Between 2011 and 2012, my website would be hacked multiple times as I tried to make sense of my own life, living back in an abusive environment.

In 2012, I was diagnosed with Major Depressive Disorder and Post-Traumatic Stress Disorder. I was working at a major grocery/department store and experiencing slight harassment from my male manager about not only my mental health, but certain women-related health issues which I could not control. I later quit my job and moved in with my grandmother on my dad’s side.

I didn’t start to grasp how to avoid being hacked until 2013. In 2014, search engine optimization (SEO) became a special interest, which I mastered within three months. I touched up on it again in 2015 before realizing most of it is basic practice when putting together a website and the rest is kind of redundant.

I attempted several niche-specific blogs from 2010 until 2016, when I decided a nicheless blog works better for me as an autistic person.

Somehow, I became more self-aware of my differences between non-autistic people. The more I learned how differently allistic people communicate, the more I learned about how certain things I say may be taken. Whereas I think more literally, allistic people tend to spend more time assuming there is more to what was said.

Occasionally, I was dragged into drama I didn’t want to be a part of — someone stole the custom blog theme I’d paid hard-earned cash for, my former guardians registered my previous domain and posed threats aimed towards me on it — but then I learned there are ways to protect myself from this happening.

I learned how to hone my special interests. I learned how to resolve my own website-related issues. I found a supportive community of like-minded bloggers who share similar values. I launched hopefades.org. I found things which make me unique and used one of my favorite quotes as motivation to use those unique traits to my advantage:

The things that don’t “fit in” that make you yourself — that is your gift to the world. ~Sharon Stone

If you’re autistic and having a person-as-a-special-interest results in public shame and humiliation: my heart breaks for you. I’ve yet to figure out how to avoid people becoming special interests.
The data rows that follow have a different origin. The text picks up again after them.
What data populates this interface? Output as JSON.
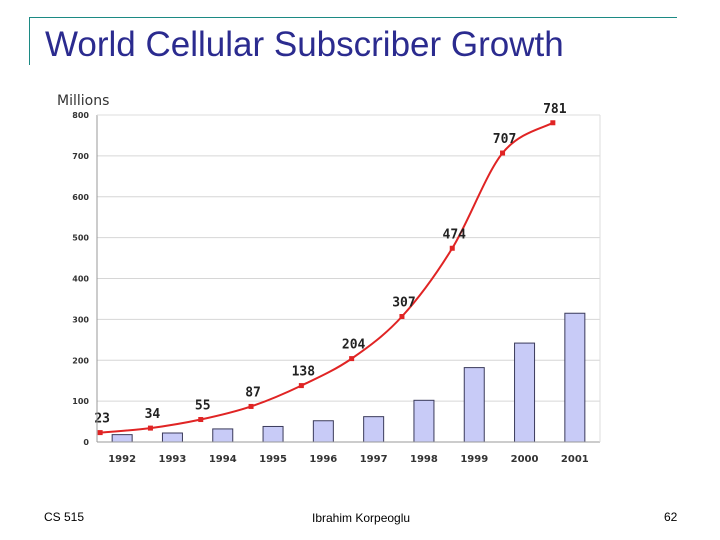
{
  "slide": {
    "title": "World Cellular Subscriber Growth",
    "footer_left": "CS 515",
    "footer_center": "Ibrahim Korpeoglu",
    "footer_right": "62"
  },
  "colors": {
    "title": "#2b2b8f",
    "frame": "#1c8a84",
    "bar_fill": "#c8cbf7",
    "bar_stroke": "#3a3a5a",
    "line": "#e02424",
    "grid": "#d6d6d6",
    "axis_text": "#333333"
  },
  "chart_data": {
    "type": "bar",
    "title": "",
    "ylabel": "Millions",
    "xlabel": "",
    "ylim": [
      0,
      800
    ],
    "yticks": [
      0,
      100,
      200,
      300,
      400,
      500,
      600,
      700,
      800
    ],
    "grid": true,
    "categories": [
      "1992",
      "1993",
      "1994",
      "1995",
      "1996",
      "1997",
      "1998",
      "1999",
      "2000",
      "2001"
    ],
    "series": [
      {
        "type": "bar",
        "values": [
          18,
          22,
          32,
          38,
          52,
          62,
          102,
          182,
          242,
          315
        ]
      },
      {
        "type": "line",
        "values": [
          23,
          34,
          55,
          87,
          138,
          204,
          307,
          474,
          707,
          781
        ],
        "labels": [
          "23",
          "34",
          "55",
          "87",
          "138",
          "204",
          "307",
          "474",
          "707",
          "781"
        ]
      }
    ]
  }
}
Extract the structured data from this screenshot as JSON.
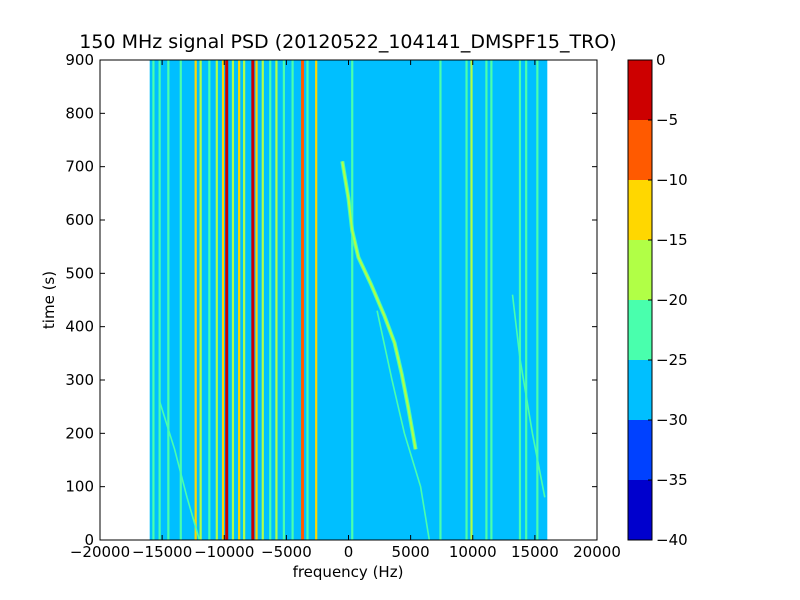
{
  "chart_data": {
    "type": "heatmap",
    "title": "150 MHz signal PSD (20120522_104141_DMSPF15_TRO)",
    "xlabel": "frequency (Hz)",
    "ylabel": "time (s)",
    "xlim": [
      -20000,
      20000
    ],
    "ylim": [
      0,
      900
    ],
    "xticks": [
      -20000,
      -15000,
      -10000,
      -5000,
      0,
      5000,
      10000,
      15000,
      20000
    ],
    "xtick_labels": [
      "−20000",
      "−15000",
      "−10000",
      "−5000",
      "0",
      "5000",
      "10000",
      "15000",
      "20000"
    ],
    "yticks": [
      0,
      100,
      200,
      300,
      400,
      500,
      600,
      700,
      800,
      900
    ],
    "ytick_labels": [
      "0",
      "100",
      "200",
      "300",
      "400",
      "500",
      "600",
      "700",
      "800",
      "900"
    ],
    "data_extent_x": [
      -16000,
      16000
    ],
    "background_level": -27.5,
    "colorbar": {
      "levels": [
        -40,
        -35,
        -30,
        -25,
        -20,
        -15,
        -10,
        -5,
        0
      ],
      "tick_labels": [
        "−40",
        "−35",
        "−30",
        "−25",
        "−20",
        "−15",
        "−10",
        "−5",
        "0"
      ],
      "colors": [
        "#0000cd",
        "#0041ff",
        "#00bfff",
        "#49ffad",
        "#b1ff46",
        "#ffd700",
        "#ff5a00",
        "#cd0000"
      ]
    },
    "vertical_lines": [
      {
        "x": -15700,
        "level": -22
      },
      {
        "x": -15200,
        "level": -22
      },
      {
        "x": -14500,
        "level": -22
      },
      {
        "x": -13500,
        "level": -22
      },
      {
        "x": -12300,
        "level": -12
      },
      {
        "x": -11900,
        "level": -17
      },
      {
        "x": -11200,
        "level": -22
      },
      {
        "x": -10600,
        "level": -17
      },
      {
        "x": -10100,
        "level": -12
      },
      {
        "x": -9800,
        "level": -2
      },
      {
        "x": -9300,
        "level": -17
      },
      {
        "x": -8800,
        "level": -12
      },
      {
        "x": -8400,
        "level": -17
      },
      {
        "x": -7700,
        "level": -2
      },
      {
        "x": -7400,
        "level": -12
      },
      {
        "x": -6900,
        "level": -17
      },
      {
        "x": -6300,
        "level": -22
      },
      {
        "x": -5800,
        "level": -17
      },
      {
        "x": -5200,
        "level": -22
      },
      {
        "x": -4500,
        "level": -22
      },
      {
        "x": -3700,
        "level": -7
      },
      {
        "x": -3300,
        "level": -22
      },
      {
        "x": -2600,
        "level": -12
      },
      {
        "x": 300,
        "level": -22
      },
      {
        "x": 7400,
        "level": -22
      },
      {
        "x": 9500,
        "level": -22
      },
      {
        "x": 9900,
        "level": -17
      },
      {
        "x": 11100,
        "level": -22
      },
      {
        "x": 11500,
        "level": -22
      },
      {
        "x": 13800,
        "level": -22
      },
      {
        "x": 14300,
        "level": -22
      },
      {
        "x": 15200,
        "level": -22
      }
    ],
    "doppler_track": [
      {
        "x": -500,
        "y": 710
      },
      {
        "x": 0,
        "y": 640
      },
      {
        "x": 300,
        "y": 580
      },
      {
        "x": 800,
        "y": 530
      },
      {
        "x": 1800,
        "y": 480
      },
      {
        "x": 2900,
        "y": 420
      },
      {
        "x": 3700,
        "y": 370
      },
      {
        "x": 4300,
        "y": 310
      },
      {
        "x": 4800,
        "y": 250
      },
      {
        "x": 5400,
        "y": 170
      }
    ],
    "faint_tracks": [
      [
        {
          "x": 2300,
          "y": 430
        },
        {
          "x": 3500,
          "y": 300
        },
        {
          "x": 4500,
          "y": 200
        },
        {
          "x": 5800,
          "y": 100
        },
        {
          "x": 6500,
          "y": 0
        }
      ],
      [
        {
          "x": -15200,
          "y": 260
        },
        {
          "x": -14000,
          "y": 170
        },
        {
          "x": -13000,
          "y": 80
        },
        {
          "x": -12000,
          "y": 0
        }
      ],
      [
        {
          "x": 13200,
          "y": 460
        },
        {
          "x": 13800,
          "y": 340
        },
        {
          "x": 14800,
          "y": 200
        },
        {
          "x": 15800,
          "y": 80
        }
      ]
    ]
  }
}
It’s not completely impossible to build your rep back up, though. Maybe the way that will work better for you is abandoning your current online platforms for a completely new one you will nurture and aim to do good with for the next six-and-a-half years until you finally admit, “Oh, by the way — that was me.”


Here is where I, Jane, step back in and say…yeah, pretty sure that was a split. In the dissociative identity disorder community, a “split” is referred to a new alter being created. Or coming out from dormancy. I’m not sure precisely what it was for me — I just know that that wasn’t me back then. It’s more than how non-multiplicities (singlets) say they’ve changed so much over the years that they hardly recognize themselves.

I was a totally different person. The people around me noticed, too, even if they didn’t want to admit it. Something about me just…changed, overnight. I didn’t like chocolate anymore, at all. I had a lot of allergies, which apparently are different across alters.

I say “I”, like it was me — but I actually had no idea who I was or what the fuck was happening to me. I’d awake to overdrafts and no recollection as to why it would be happening — no awareness that there were some 20 people living in one body, on one income.

It’s frightening. Singlets, and unaware system alters, default to presuming identity theft. I’ve frozen my credit accounts multiple times due to this — changed my PayPal password and disputed so many charges because of what I now wonder was actually varying alters within my system accessing funds so they could have tiny ways to express themselves.

But it’s not evil. It’s not villainous.

I am autistic because the body itself is autistic. Each alter in the system is autistic in their own way. No one within my DID system is not autistic because that’s not how autism works.